Detecting Points in Integer Cones of Polytopes is Double-Exponentially Hard

07/01/2023
by   Łukasz Kowalik, et al.
0

Let d be a positive integer. For a finite set X ⊆ℝ^d, we define its integer cone as the set 𝖨𝗇𝗍𝖢𝗈𝗇𝖾(X) := {∑_x ∈ Xλ_x · x |λ_x ∈ℤ_≥ 0}⊆ℝ^d. Goemans and Rothvoss showed that, given two polytopes 𝒫, 𝒬⊆ℝ^d with 𝒫 being bounded, one can decide whether 𝖨𝗇𝗍𝖢𝗈𝗇𝖾(𝒫∩ℤ^d) intersects 𝒬 in time 𝖾𝗇𝖼(𝒫)^2^𝒪(d)·𝖾𝗇𝖼(𝒬)^𝒪(1) [J. ACM 2020], where 𝖾𝗇𝖼(·) denotes the number of bits required to encode a polytope through a system of linear inequalities.
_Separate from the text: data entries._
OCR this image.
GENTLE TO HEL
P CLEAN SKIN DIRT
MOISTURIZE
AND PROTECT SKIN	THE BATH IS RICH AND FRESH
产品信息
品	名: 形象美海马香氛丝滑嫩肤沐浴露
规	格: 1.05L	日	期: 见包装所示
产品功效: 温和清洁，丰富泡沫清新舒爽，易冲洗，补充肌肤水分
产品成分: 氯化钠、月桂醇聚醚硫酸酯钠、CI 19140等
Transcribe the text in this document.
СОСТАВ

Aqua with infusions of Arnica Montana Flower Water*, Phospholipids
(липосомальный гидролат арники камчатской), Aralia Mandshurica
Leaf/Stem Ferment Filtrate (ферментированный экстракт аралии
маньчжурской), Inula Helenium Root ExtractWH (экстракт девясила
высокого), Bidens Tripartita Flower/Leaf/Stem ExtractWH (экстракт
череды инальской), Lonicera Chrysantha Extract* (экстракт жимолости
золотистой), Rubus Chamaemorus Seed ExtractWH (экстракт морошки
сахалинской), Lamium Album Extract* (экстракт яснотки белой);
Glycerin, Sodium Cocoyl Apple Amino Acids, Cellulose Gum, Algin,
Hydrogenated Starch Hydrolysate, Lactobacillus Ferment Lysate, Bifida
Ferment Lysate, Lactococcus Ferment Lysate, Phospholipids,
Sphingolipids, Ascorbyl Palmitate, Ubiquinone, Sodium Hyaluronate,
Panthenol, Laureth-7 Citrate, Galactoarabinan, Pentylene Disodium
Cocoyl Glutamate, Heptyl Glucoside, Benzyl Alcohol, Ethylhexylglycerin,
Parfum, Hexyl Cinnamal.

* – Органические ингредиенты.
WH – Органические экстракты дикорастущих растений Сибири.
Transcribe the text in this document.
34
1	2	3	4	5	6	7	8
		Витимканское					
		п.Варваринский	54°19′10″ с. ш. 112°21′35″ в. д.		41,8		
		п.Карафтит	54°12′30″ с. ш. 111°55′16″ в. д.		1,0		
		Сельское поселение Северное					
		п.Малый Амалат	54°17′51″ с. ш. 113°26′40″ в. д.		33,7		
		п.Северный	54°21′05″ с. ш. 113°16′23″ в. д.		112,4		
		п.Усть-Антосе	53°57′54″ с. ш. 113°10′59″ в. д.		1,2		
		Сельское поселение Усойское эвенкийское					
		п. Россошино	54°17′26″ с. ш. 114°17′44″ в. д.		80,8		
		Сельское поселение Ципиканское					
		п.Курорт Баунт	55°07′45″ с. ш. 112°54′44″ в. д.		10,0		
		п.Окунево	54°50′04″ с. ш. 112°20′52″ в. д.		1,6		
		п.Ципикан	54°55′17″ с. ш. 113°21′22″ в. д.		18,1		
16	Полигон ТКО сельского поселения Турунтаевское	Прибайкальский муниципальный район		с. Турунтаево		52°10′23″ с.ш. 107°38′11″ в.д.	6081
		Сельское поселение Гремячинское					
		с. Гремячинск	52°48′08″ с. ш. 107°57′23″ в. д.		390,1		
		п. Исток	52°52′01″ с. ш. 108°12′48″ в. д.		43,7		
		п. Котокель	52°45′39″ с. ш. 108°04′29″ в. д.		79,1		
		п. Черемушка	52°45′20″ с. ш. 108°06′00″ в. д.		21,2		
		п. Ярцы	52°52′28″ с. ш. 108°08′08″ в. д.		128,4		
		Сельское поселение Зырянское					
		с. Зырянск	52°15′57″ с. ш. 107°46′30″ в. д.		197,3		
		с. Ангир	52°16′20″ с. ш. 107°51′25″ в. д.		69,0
This result is the cornerstone of their XP algorithm for BIN PACKING parameterized by the number of different item sizes. We complement their result by providing a conditional lower bound. In particular, we prove that, unless the ETH fails, there is no algorithm which, given a bounded polytope 𝒫⊆ℝ^d and a point q ∈ℤ^d, decides whether q ∈𝖨𝗇𝗍𝖢𝗈𝗇𝖾(𝒫∩ℤ^d) in time 𝖾𝗇𝖼(𝒫, q)^2^o(d). Note that this does not rule out the existence of a fixed-parameter tractable algorithm for the problem, but shows that dependence of the running time on the parameter d must be at least doubly-exponential.